DKI APCSS professor Dr. Mohan Malik has a new article entitled, “China and India: Maritime Maneuvers and Geopolitical Shifts in the Indo-Pacific” published in the latest edition of “Rising Powers Quarterly.” This issue has the theme– “The “Indo-Pacific” – Regional Dynamics in the 21st Century’s New Geopolitical Center of Gravity.”

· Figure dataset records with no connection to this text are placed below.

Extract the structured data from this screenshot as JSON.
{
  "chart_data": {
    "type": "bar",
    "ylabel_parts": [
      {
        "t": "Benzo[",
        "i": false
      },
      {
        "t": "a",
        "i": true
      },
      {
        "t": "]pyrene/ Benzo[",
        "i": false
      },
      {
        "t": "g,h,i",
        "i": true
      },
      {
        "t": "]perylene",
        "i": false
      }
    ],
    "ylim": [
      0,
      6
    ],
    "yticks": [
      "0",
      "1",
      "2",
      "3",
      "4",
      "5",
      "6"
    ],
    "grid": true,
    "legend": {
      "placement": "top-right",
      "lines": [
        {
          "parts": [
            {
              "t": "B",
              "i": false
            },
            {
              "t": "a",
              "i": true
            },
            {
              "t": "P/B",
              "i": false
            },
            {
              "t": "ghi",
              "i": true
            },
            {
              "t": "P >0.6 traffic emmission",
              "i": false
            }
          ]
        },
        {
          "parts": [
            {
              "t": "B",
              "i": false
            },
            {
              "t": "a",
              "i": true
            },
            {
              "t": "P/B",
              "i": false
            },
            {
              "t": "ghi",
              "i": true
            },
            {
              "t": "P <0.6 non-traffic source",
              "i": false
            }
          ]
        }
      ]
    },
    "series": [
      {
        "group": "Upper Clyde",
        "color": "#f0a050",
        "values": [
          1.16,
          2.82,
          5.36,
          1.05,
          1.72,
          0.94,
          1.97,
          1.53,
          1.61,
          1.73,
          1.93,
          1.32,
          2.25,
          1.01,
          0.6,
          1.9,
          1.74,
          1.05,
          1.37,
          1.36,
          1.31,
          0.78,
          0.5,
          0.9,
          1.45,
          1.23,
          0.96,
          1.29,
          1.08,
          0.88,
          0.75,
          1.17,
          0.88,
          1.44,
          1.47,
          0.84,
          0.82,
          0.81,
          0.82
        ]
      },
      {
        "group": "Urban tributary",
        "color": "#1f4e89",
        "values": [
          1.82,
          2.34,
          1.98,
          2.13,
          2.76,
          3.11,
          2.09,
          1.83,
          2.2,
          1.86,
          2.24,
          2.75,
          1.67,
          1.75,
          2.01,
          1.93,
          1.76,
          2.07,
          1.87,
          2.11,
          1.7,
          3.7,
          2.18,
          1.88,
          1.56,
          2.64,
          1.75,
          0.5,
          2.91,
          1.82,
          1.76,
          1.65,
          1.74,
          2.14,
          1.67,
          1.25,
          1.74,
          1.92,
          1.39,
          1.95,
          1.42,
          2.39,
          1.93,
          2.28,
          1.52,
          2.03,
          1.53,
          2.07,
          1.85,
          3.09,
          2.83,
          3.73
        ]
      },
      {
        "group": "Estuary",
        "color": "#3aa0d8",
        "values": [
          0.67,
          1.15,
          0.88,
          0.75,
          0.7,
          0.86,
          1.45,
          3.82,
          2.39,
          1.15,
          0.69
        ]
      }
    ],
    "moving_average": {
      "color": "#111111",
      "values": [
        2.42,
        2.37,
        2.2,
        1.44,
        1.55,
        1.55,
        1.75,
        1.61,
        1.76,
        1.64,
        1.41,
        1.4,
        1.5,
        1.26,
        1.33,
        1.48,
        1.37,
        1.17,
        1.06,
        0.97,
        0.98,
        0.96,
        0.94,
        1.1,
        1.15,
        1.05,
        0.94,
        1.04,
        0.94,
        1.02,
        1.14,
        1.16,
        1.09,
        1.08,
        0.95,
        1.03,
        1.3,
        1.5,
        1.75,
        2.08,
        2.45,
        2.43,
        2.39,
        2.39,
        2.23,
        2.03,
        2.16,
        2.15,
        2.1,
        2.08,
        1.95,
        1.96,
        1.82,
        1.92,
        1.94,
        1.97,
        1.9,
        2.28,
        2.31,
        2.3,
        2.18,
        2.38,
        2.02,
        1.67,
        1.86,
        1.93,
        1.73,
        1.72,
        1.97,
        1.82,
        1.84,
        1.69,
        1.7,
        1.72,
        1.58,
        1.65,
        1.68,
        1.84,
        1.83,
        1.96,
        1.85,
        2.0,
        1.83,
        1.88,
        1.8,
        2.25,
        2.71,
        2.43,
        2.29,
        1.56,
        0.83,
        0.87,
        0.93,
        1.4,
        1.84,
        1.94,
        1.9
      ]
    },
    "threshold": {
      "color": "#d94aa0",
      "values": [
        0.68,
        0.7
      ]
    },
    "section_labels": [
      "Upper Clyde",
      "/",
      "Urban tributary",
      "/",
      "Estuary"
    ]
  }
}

According to the abstract:
China and India are engaged in a tug-of-war over naval bases and forward presence in the Indo-Pacific. The crisis in the Maldives and wrangling over a naval base in the Seychelles in the Indian Ocean illustrate the rapidly shifting geopolitical dynamics. For small states, economic engagement with China has strategic consequences. Electoral politics provides Beijing with the opportunity to court and entice politicians of fragile democracies along the “One Belt One Road” (OBOR) to gain an advantageous position for itself over its competitors. In fact, China’s investments in littorals are less about development and more about Beijing’s desire to establish itself as a “resident power” in the Indian Ocean – much as the United States, Britain, and France have done. Ironically, China’s quest for resources, markets, and bases follows the direction taken by old imperial powers and attempts to establish an empire of “exclusive economic enclaves” run by Chinese conglomerates to usher in the age of Pax Sinica. This is now bringing former European imperial powers back to Asia in order to maintain a rules-based international order.”
Mohan Malik is a professor in Asian security at the Asia-Pacific Center for Security Studies, Honolulu, and is the editor of Maritime Cooperation in the Indo-Pacific Region (Rowman & Littlefield, 2014) and author of China and India: Great Power Rivals (Lynne Rienner Publishers, 2011). The views expressed here are his own.